San José has a wide range of restaurants, as do most of the country’s top destinations. In such places you’ll not only find traditional Costa Rican cuisine, but also international options like French, Italian, German, and Spanish. Adventurous eaters can sample a number of different culinary styles and enjoy fresh, locally sourced meals. Rural areas tend to have more basic offerings.
Rice and beans are the foundation of most Costa Rican meals. At breakfast, they’re paired with eggs or meat and called gallo pinto (which means “spotted rooster” in Spanish, a reference to the speckled appearance of the rice after it’s cooked with beans). At lunch or dinner, the rice and beans are usually part of a casado. Casados generally consist of a small salad, beef, fish or chicken, fried plantains, rice, and beans. Casado, which translates literally as “marriage,” is a reference to the marriage of different ingredients included in this meal.
Both gallo pinto and casados are known as comida típica (“typical food”). You’ll find similar offerings across Costa Rica, especially at local restaurants called sodas. Sodas serve low-cost, home-styled meals.
Browsing a Costa Rican menu, you’re likely to come across several arroz (rice) dishes. Most often, the rice is fried and offered with pollo (chicken) or gambas (shrimp). Gallos – tortillas stuffed with meat, cheese, or beans – are quite popular as well, as are empanadas, tamales, and tortas (sandwiches on buns).
Vegetables and Fruit
Vegetables are usually offered as part of a side salad, which often includes shredded cabbage, tomatoes, and carrots. A larger option is the palmito, a salad made from the stalk of small palm trees and mixed with other veggies. Stews often incorporate vegetables too—you might try a side dish like the picadillo, which is made from the puree of vegetables and mixed with a little meat.
Corn is used extensively, usually in the form of tortillas or pancakes, although you’ll sometimes find it as corn on the cob. Plantains, although technically a member of the fruit family (they’re a relative of bananas), behave like vegetables in Costa Rica. Known as plátanos, these are usually fried, sprinkled with salt, and served on the side. Yuca (also known as cassava) is another starchy root vegetable that is served frequently.
Costa Rica has an abundance of tropical fruit. The most common are mangoes, papayas, pineapples, bananas, and melons. Many are served in refrescos, drinks that blend fruit, water and ice. Other fruits that you may come across in Costa Rica include granadilla (passion fruit), aguacates (avocados), guayaba (guava), carambola (star fruit), and marañón (fruit of a cashew tree).
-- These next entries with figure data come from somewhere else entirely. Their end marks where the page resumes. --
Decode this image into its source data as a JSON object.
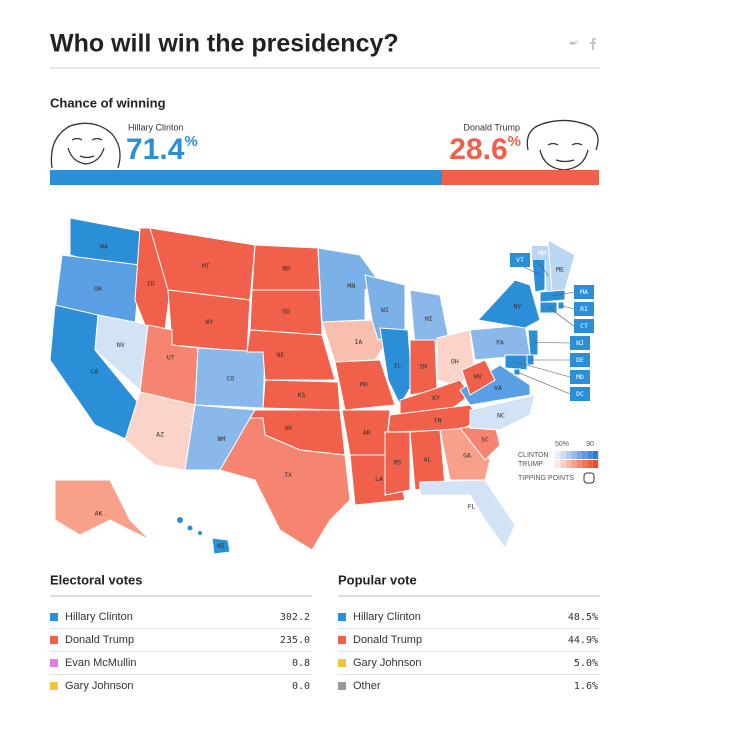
{
  "header": {
    "title": "Who will win the presidency?"
  },
  "chance": {
    "label": "Chance of winning",
    "candidates": [
      {
        "name": "Hillary Clinton",
        "value": 71.4,
        "unit": "%",
        "color": "#2b8fd8"
      },
      {
        "name": "Donald Trump",
        "value": 28.6,
        "unit": "%",
        "color": "#f0604a"
      }
    ]
  },
  "map": {
    "states": [
      {
        "abbr": "WA",
        "color": "#2b8fd8"
      },
      {
        "abbr": "OR",
        "color": "#5a9ee4"
      },
      {
        "abbr": "CA",
        "color": "#2b8fd8"
      },
      {
        "abbr": "NV",
        "color": "#d3e3f6"
      },
      {
        "abbr": "ID",
        "color": "#f0604a"
      },
      {
        "abbr": "MT",
        "color": "#f0604a"
      },
      {
        "abbr": "WY",
        "color": "#f0604a"
      },
      {
        "abbr": "UT",
        "color": "#f58570"
      },
      {
        "abbr": "CO",
        "color": "#8ab8ea"
      },
      {
        "abbr": "AZ",
        "color": "#fbd3c8"
      },
      {
        "abbr": "NM",
        "color": "#8ab8ea"
      },
      {
        "abbr": "ND",
        "color": "#f0604a"
      },
      {
        "abbr": "SD",
        "color": "#f0604a"
      },
      {
        "abbr": "NE",
        "color": "#f0604a"
      },
      {
        "abbr": "KS",
        "color": "#f0604a"
      },
      {
        "abbr": "OK",
        "color": "#f0604a"
      },
      {
        "abbr": "TX",
        "color": "#f58570"
      },
      {
        "abbr": "MN",
        "color": "#7cb1e8"
      },
      {
        "abbr": "IA",
        "color": "#f9bfae"
      },
      {
        "abbr": "MO",
        "color": "#f0604a"
      },
      {
        "abbr": "AR",
        "color": "#f0604a"
      },
      {
        "abbr": "LA",
        "color": "#f0604a"
      },
      {
        "abbr": "WI",
        "color": "#7cb1e8"
      },
      {
        "abbr": "IL",
        "color": "#2b8fd8"
      },
      {
        "abbr": "MI",
        "color": "#8ab8ea"
      },
      {
        "abbr": "IN",
        "color": "#f0604a"
      },
      {
        "abbr": "OH",
        "color": "#fbd3c8"
      },
      {
        "abbr": "KY",
        "color": "#f0604a"
      },
      {
        "abbr": "TN",
        "color": "#f0604a"
      },
      {
        "abbr": "MS",
        "color": "#f0604a"
      },
      {
        "abbr": "AL",
        "color": "#f0604a"
      },
      {
        "abbr": "GA",
        "color": "#f8a08a"
      },
      {
        "abbr": "FL",
        "color": "#d3e3f6"
      },
      {
        "abbr": "SC",
        "color": "#f58570"
      },
      {
        "abbr": "NC",
        "color": "#d3e3f6"
      },
      {
        "abbr": "VA",
        "color": "#5a9ee4"
      },
      {
        "abbr": "WV",
        "color": "#f0604a"
      },
      {
        "abbr": "PA",
        "color": "#8ab8ea"
      },
      {
        "abbr": "NY",
        "color": "#2b8fd8"
      },
      {
        "abbr": "VT",
        "color": "#2b8fd8"
      },
      {
        "abbr": "NH",
        "color": "#b9d6f3"
      },
      {
        "abbr": "ME",
        "color": "#b9d6f3"
      },
      {
        "abbr": "MA",
        "color": "#2b8fd8"
      },
      {
        "abbr": "RI",
        "color": "#2b8fd8"
      },
      {
        "abbr": "CT",
        "color": "#2b8fd8"
      },
      {
        "abbr": "NJ",
        "color": "#2b8fd8"
      },
      {
        "abbr": "DE",
        "color": "#2b8fd8"
      },
      {
        "abbr": "MD",
        "color": "#2b8fd8"
      },
      {
        "abbr": "DC",
        "color": "#2b8fd8"
      },
      {
        "abbr": "AK",
        "color": "#f8a08a"
      },
      {
        "abbr": "HI",
        "color": "#2b8fd8"
      }
    ],
    "legend": {
      "low": "50%",
      "high": "90",
      "clinton": "CLINTON",
      "trump": "TRUMP",
      "tipping": "TIPPING POINTS",
      "clinton_colors": [
        "#e3eefa",
        "#c9def5",
        "#aecdf0",
        "#93bceb",
        "#78abe6",
        "#5d9ae1",
        "#428adc",
        "#2b7bd6"
      ],
      "trump_colors": [
        "#fde6df",
        "#fbcfc3",
        "#f9b8a7",
        "#f7a18b",
        "#f58a6f",
        "#f37353",
        "#f15c3c",
        "#ee4a2a"
      ]
    }
  },
  "tables": [
    {
      "title": "Electoral votes",
      "rows": [
        {
          "name": "Hillary Clinton",
          "value": "302.2",
          "color": "#2b8fd8"
        },
        {
          "name": "Donald Trump",
          "value": "235.0",
          "color": "#f0604a"
        },
        {
          "name": "Evan McMullin",
          "value": "0.8",
          "color": "#e07be0"
        },
        {
          "name": "Gary Johnson",
          "value": "0.0",
          "color": "#f2c53d"
        }
      ]
    },
    {
      "title": "Popular vote",
      "rows": [
        {
          "name": "Hillary Clinton",
          "value": "48.5%",
          "color": "#2b8fd8"
        },
        {
          "name": "Donald Trump",
          "value": "44.9%",
          "color": "#f0604a"
        },
        {
          "name": "Gary Johnson",
          "value": "5.0%",
          "color": "#f2c53d"
        },
        {
          "name": "Other",
          "value": "1.6%",
          "color": "#999999"
        }
      ]
    }
  ]
}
In coastal areas, you’ll see roadside vendors selling green coconuts, or pipas. These are filled with coconut water. The vendor will usually cut the top off with a machete and stick in a straw. Pipas are cheap and refreshing.
Meat and Seafood
Cattle are plentiful in Costa Rica and so is beef. You’ll find beef in most restaurants, offered either as steaks or as part of a stew. A typical local dish called olla de carne, which includes a beef broth, meat, root vegetables and corn, is quite popular. Chicken and pork are roasted and usually very tasty.
Costa Rica is bordered by both the Pacific Ocean and Caribbean Sea. Not surprisingly, there is an abundance of seafood offered throughout the country. Corvina (sea bass) is the most common and is served fried, grilled, or as ceviche (raw fish marinated in lemon juice, onions, and cilantro). You may also find tuna, dorado (mahimahi), swordfish, and pargo (red snapper). Shrimp and lobster are offered in some areas as well.
There is no shortage of sweets in Costa Rica. Tres leches cake, queque seco (similar to pound cake), and flan are some of the most common. You’ll also find sweet breads, cookies, ice cream, candies, and fudge. Many desserts are made with raw sugar and condensed milk.